Loading from a COO string. Note that you must specify a vartype.

>>> coo_string = '''
... 0 0 -1
... 0 1 1
... 1 2 -4.5
... '''
>>> coo.loads(coo_string, vartype=dimod.BINARY)
BinaryQuadraticModel({0: -1.0, 1: 0.0, 2: 0.0}, {(1, 0): 1.0, (2, 1): -4.5}, 0.0, 'BINARY')

Or provide the vartype as a header.

>>> coo_string = '''
... # vartype=BINARY
... 0 0 -1
... 0 1 1
... 1 2 -4.5
... '''
>>> coo.loads(coo_string)
BinaryQuadraticModel({0: -1.0, 1: 0.0, 2: 0.0}, {(1, 0): 1.0, (2, 1): -4.5}, 0.0, 'BINARY')

dump(bqm, fp[, vartype_header])	Dump a binary quadratic model to a file in COOrdinate format.
dumps(bqm[, vartype_header])	Dump a binary quadratic model to a string in COOrdinate format.
load(fp[, cls, vartype])	Load a COOrdinate formatted binary quadratic model from a file.
loads(s[, cls, vartype])	Load a COOrdinate formatted binary quadratic model from a string.

FileView

FileView(bqm[, version, ignore_labels])
load(fp[, cls])	Load a model from a file.

JSON

JSON-encoding of dimod objects.

Examples

>>> import json
>>> from dimod.serialization.json import DimodEncoder, DimodDecoder
...
>>> sampleset = dimod.SampleSet.from_samples({'a': -1, 'b': 1}, dimod.SPIN, energy=5)
>>> s = json.dumps(sampleset, cls=DimodEncoder)
>>> new = json.loads(s, cls=DimodDecoder)
>>> sampleset == new
True

DimodEncoder(*[, skipkeys, ensure_ascii, ...])	Subclass the JSONEncoder for dimod objects.
DimodDecoder(*args, **kwargs)	Subclass the JSONDecoder for dimod objects.
dimod_object_hook(obj)	JSON-decoding for dimod objects.

Testing

The testing subpackage contains functions for verifying and testing dimod objects. Testing objects/functions can be imported from the dimod.testing namespace.

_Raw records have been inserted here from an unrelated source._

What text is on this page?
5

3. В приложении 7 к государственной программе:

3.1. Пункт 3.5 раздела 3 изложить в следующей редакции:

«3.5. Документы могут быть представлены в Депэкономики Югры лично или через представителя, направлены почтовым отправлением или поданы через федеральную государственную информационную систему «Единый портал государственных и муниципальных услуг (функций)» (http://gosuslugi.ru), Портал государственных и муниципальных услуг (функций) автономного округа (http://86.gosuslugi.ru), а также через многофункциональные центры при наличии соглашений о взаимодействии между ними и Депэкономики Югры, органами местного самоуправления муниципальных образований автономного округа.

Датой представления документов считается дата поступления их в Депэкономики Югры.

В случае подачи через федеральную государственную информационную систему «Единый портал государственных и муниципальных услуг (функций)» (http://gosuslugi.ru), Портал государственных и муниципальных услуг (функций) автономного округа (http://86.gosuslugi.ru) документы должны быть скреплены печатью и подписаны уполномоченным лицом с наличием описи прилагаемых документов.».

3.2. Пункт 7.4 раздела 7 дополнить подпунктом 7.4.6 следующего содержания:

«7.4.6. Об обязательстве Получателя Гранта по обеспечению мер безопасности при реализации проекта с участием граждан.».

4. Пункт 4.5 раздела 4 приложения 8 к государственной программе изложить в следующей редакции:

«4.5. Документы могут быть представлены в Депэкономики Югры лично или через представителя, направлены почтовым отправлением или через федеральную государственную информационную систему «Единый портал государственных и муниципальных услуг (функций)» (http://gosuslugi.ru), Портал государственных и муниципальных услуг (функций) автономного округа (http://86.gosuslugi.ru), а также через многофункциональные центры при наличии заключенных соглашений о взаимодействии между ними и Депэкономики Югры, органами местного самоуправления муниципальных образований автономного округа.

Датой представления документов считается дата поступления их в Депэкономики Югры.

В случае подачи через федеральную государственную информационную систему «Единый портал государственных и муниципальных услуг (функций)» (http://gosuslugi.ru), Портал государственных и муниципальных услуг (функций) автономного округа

For example:

>>> from dimod.testing import assert_sampler_api

API Asserts

assert_composite_api(composed_sampler)	Assert that an instantiated composed sampler exposes correct composite properties and methods.
assert_sampler_api(sampler)	Assert that an instantiated sampler exposes correct properties and methods.
assert_structured_api(sampler)	Assert that an instantiated structured sampler exposes correct composite properties and methods.

Correctness Asserts

assert_bqm_almost_equal(actual, desired[, ...])	Test if two binary quadratic models have almost equal biases.
assert_response_energies(response, bqm[, ...])	Assert that each sample in the given response has the correct energy.
assert_sampleset_energies(sampleset, bqm[, ...])	Assert that each sample in the given sample set has the correct energy.

Test Case Loader

load_sampler_bqm_tests(sampler[, ...])

Populate the decorated TestCase with sampler tests using small BQMs.

Vartype Conversion

ising_to_qubo(h, J[, offset])	Convert an Ising problem to a QUBO problem.
qubo_to_ising(Q[, offset])	Convert a QUBO problem to an Ising problem.